Female employment and intimate partner violence: Evidence from Syrian Refugee inflows to Turkey

Bilge Erten and Pinar Keskin

Journal of Development Economics, Volume 150 (2021)



This paper investigates the causal effect of female’s economic empowerment—specifically an increase in female employment—on the probability of experiencing domestic violence in Turkey. In particular, the authors exploit the differences in the inflow of refugees after the outbreak of the Syrian civil war in March 2011 across Turkish provinces as an exogenous shock to female employment.

The analysis is based on: (a) province-level data on registered refugees in 2014 from the Turkish migration authority; and (b) individual-level data on domestic violence and other socioeconomic outcomes from Turkey’s National Survey of Domestic Violence against Women conducted in 2008 and 2014. The survey captures data on whether a woman had ever experienced different forms of physical, sexual, or psychological violence from her intimate partner.

Main results:

  • Syrian refugee inflows negatively affected the labor market outcomes of Turkish women, without significantly affecting the labor market outcomes of Turkish men. Syrian refugees primarily displaced female workers, with stronger effects in the private sector driven by displacement within agricultural and service sectors. There is no evidence that Syrian refugee inflows significantly affected male labor market outcomes. Syrian refugees in Turkey have been predominantly employed in the informal sector because they were not permitted to apply for work permits until January 2016. Consequently, Syrian refugees who found work in the informal sector were more likely to displace Turkish women, who have tended to be employed in industries with high degrees of informality, such as agriculture and domestic services.
  • There is a significant decline in intimate partner violence in the provinces that received a higher share of Syrian refugees. Inflows of Syrian refugees, and consequent reduction in local female employment, reduced the likelihood that Turkish women experienced physical, sexual, and psychological violence from their husbands.
  • There is some suggestive evidence that changes related to both employment and domestic violence are concentrated among women with lower levels of educational attainment, who were more likely to be displaced by the Syrian refugees.
  • Changes in partner characteristics, gender attitudes, cohabitation patterns, or the division of labor within the household do not explain these results.
  • The disproportionate reduction in women’s employment and income induced by the Syrian refugee inflow shock may result in a decline in men’s incentives to use violence as a means of extracting resources from women. Similarly, the reduction in employment of women may relieve potential tensions in the household stemming from men having a preference against women’s work outside of home. As a result, women’s exposure to intimate partner violence declined.

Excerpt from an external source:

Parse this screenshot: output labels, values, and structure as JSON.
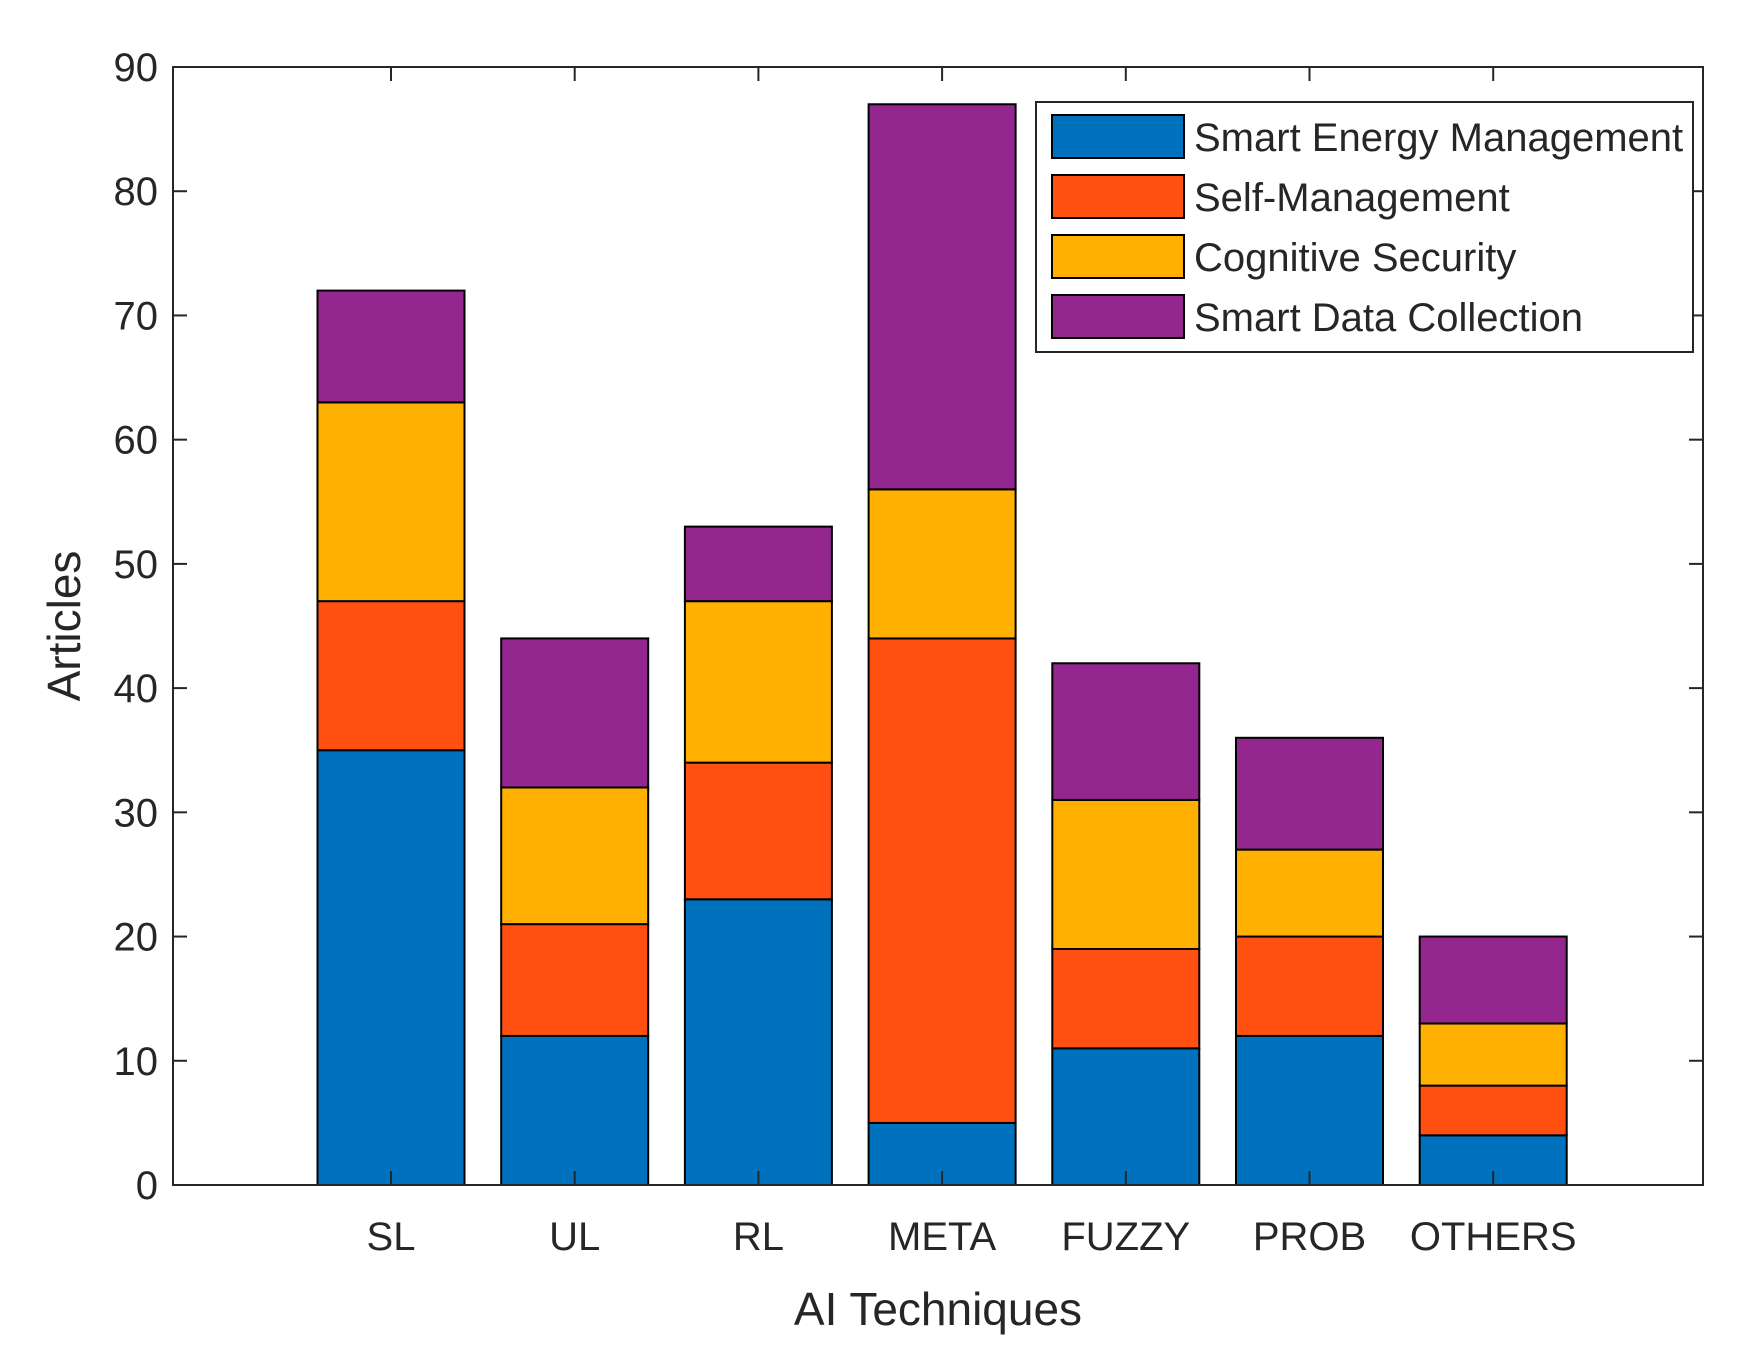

These results are consistent with instrumental theories of violence, whereby a decline in a woman’s earning opportunities reduces the incentives of her male partners to use violence as a means of rent extraction or gaining control over household decision-making. They are also consistent with men having a preference against their partner’s employment, which implies that men reduce their violent behaviors once women comply with men’s preferences.